Что же, о Зевс, благосклонствуешь ты племенам нечестивым,
Сим фригиянам, насильствами дышащим, ввек не могущим
Лютым убийством насытиться в брани, для всех ненавистной!
Всем человек насыщается: сном и счастливой любовью,
Пением сладостным и восхитительной пляской невинной,
Боле приятными, боле желанными каждого сердцу,
Нежели брань; но трояне не могут насытиться бранью!
 
(«Илиада», XIII, 630–639).

Чаша с изображением Ахилла, перевязывающего руку Патрокла. 500 до н. э.


Ахиллес – воплощение хюбриса. В Трое, униженный Агамемноном, он сначала не участвует в сражении. Отправляет назад Одиссея, пришедшего просить его вступить в битву. Но когда гибнет его друг Патрокл, он наконец решается. И тогда выпускает на волю всех своих демонов, претворяя свой гнев в безудержную ярость.

По троянской земле катится волна крови. Всеми овладевает «дьявольская одержимость», как сказали бы приверженцы христианской терминологии. Ярость Ахиллеса пугает даже богов на Олимпе.

Подобное состояние, когда воин в трансе не мог остановиться, круша все вокруг и пополняя новыми жертвами список своих славных трофеев, древние греки называли аристией. Гомер дает нам примеры аристии безудержных воинов. Аристии Диомеда, Патрокла, Менелая и даже самого Агамемнона напоминают наркотический экстаз. На людей проливаются потоки огня, железа и крови. И современный читатель не может не вспомнить о фильме Фрэнсиса Копполы «Апокалипсис сегодня», когда американские военные вертолеты «Ирокез» уничтожают целую деревню вьетнамских рыбаков под литавры вагнеровского полета валькирий. Чрезмерность – это дохристианский апокалипсис.

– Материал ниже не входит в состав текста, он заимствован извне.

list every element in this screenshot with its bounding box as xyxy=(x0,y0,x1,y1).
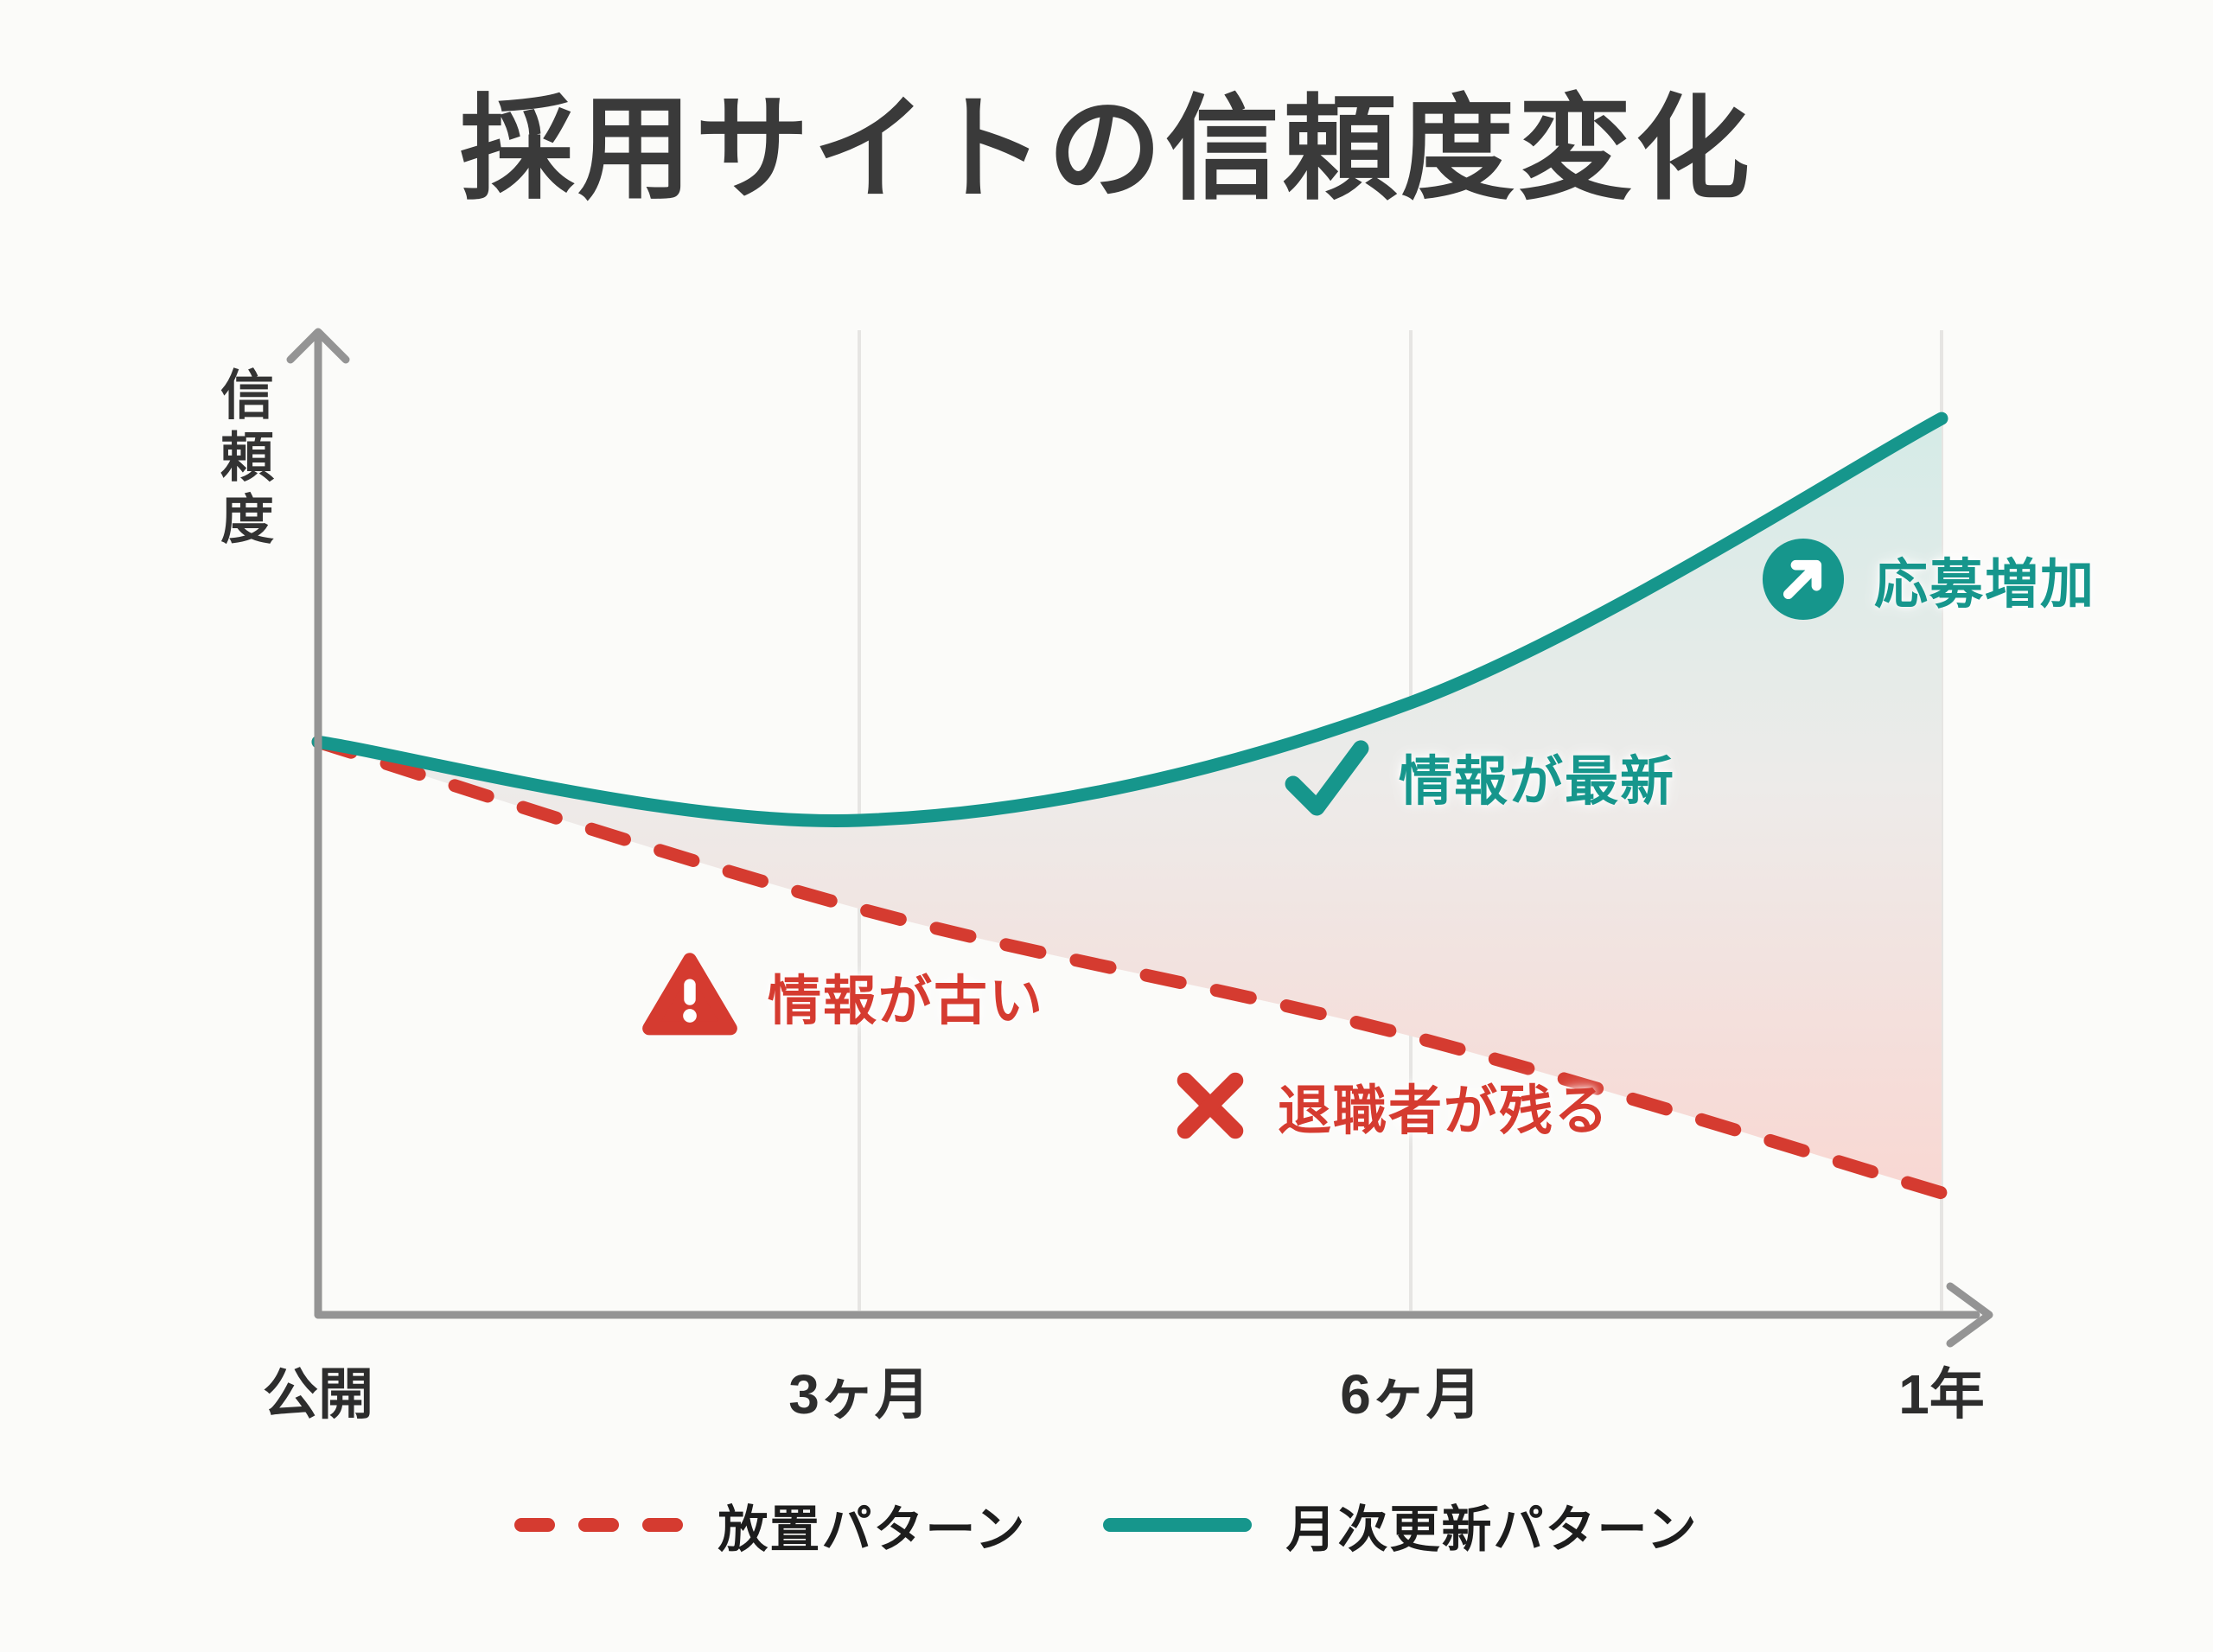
arrow-up-right-icon xyxy=(1762,538,1845,621)
warning-triangle-icon xyxy=(642,953,737,1036)
x-mark-icon xyxy=(1177,1072,1244,1139)
x-tick-publish: 公開 xyxy=(263,1363,373,1426)
annotation-applications-up: 応募増加 xyxy=(1762,534,2095,624)
x-axis-arrowhead xyxy=(1946,1282,1993,1348)
annotation-label: 情報が最新 xyxy=(1399,752,1676,812)
monthly-update-curve xyxy=(311,411,1948,827)
legend-label: 月次更新パターン xyxy=(1285,1502,1699,1558)
x-tick-1year: 1年 xyxy=(1898,1363,1985,1426)
annotation-label: 退職者が残る xyxy=(1278,1081,1610,1141)
area-between-curves xyxy=(318,418,1942,1193)
annotation-stale-info: 情報が古い xyxy=(641,951,1044,1040)
y-axis-label: 信頼度 xyxy=(212,367,271,553)
legend-item-neglect: 放置パターン xyxy=(514,1489,1026,1561)
solid-line-sample xyxy=(1102,1518,1252,1532)
dashed-line-sample xyxy=(514,1518,684,1532)
x-tick-3months: 3ヶ月 xyxy=(788,1363,930,1426)
y-axis-arrowhead xyxy=(286,328,350,364)
series-layer xyxy=(311,411,1948,1200)
annotation-label: 情報が古い xyxy=(768,971,1045,1031)
annotation-fresh-info: 情報が最新 xyxy=(1285,737,1675,816)
legend-item-monthly-update: 月次更新パターン xyxy=(1102,1489,1699,1561)
axes xyxy=(286,328,1993,1348)
legend-label: 放置パターン xyxy=(717,1502,1027,1558)
chart-legend: 放置パターン 月次更新パターン xyxy=(0,1489,2213,1561)
check-icon xyxy=(1285,740,1369,816)
annotation-leavers-remain: 退職者が残る xyxy=(1172,1067,1610,1145)
x-tick-6months: 6ヶ月 xyxy=(1340,1363,1482,1426)
chart-title: 採用サイトの信頼度変化 xyxy=(460,86,1753,213)
neglect-curve xyxy=(311,735,1948,1200)
annotation-label: 応募増加 xyxy=(1874,555,2096,615)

Кажется, в ярости Ахиллеса невозможно не диагностировать тягу к смерти, причем он хочет увлечь за собой в царство мертвых весь мир, целый космос, людей и саму природу.

Такое явное бессилие человека перед внешними демоническими силами, которые по своей прихоти могут овладевать всем его существом, античное мировоззрение сводило к тотальному фатализму. Античность не может обойтись без судьбы. Что такое Мойра? Что такое Геймармене, неотвратимая судьба, понятие о которой ввел в философию Гераклит? Что такое Тюхе? Тюхе, Ананка, Мойра, Адрастея – вот сколько существует имен у античного представления о Судьбе.

Но фатализм в Античности не отменяет героизма. Античный человек рассуждает так. Все определяется судьбой? Прекрасно. Значит, судьба выше меня? Выше. И я не знаю, что она предпримет? Не знаю. Почему же я тогда не должен поступать так, как хочу? Если бы я знал, как судьба обойдется со мной, то поступал бы по ее законам. Но это неизвестно, значит, я все равно могу поступать как угодно. Я – герой.

«Илиада» и «Одиссея» Гомера являются героическими поэмами. Они и повествуют нам о героях древности, чьи поступки от них не зависят и являются результатом вмешательства в их телесные оболочки сил божественного или демонического происхождения. Ну а кому подчинены сами боги-демоны? Они подчинены все тому же всесильному Фатуму, у которого слишком много имен, значит, он просто неопределим.

Стихия античной телесности все время будет вести к хаосу и разрушению Порядка или Космоса, чтобы, по воле все той же Судьбы, вновь возродиться из небытия, возродиться во многом благодаря героическим усилиям особой породы людей.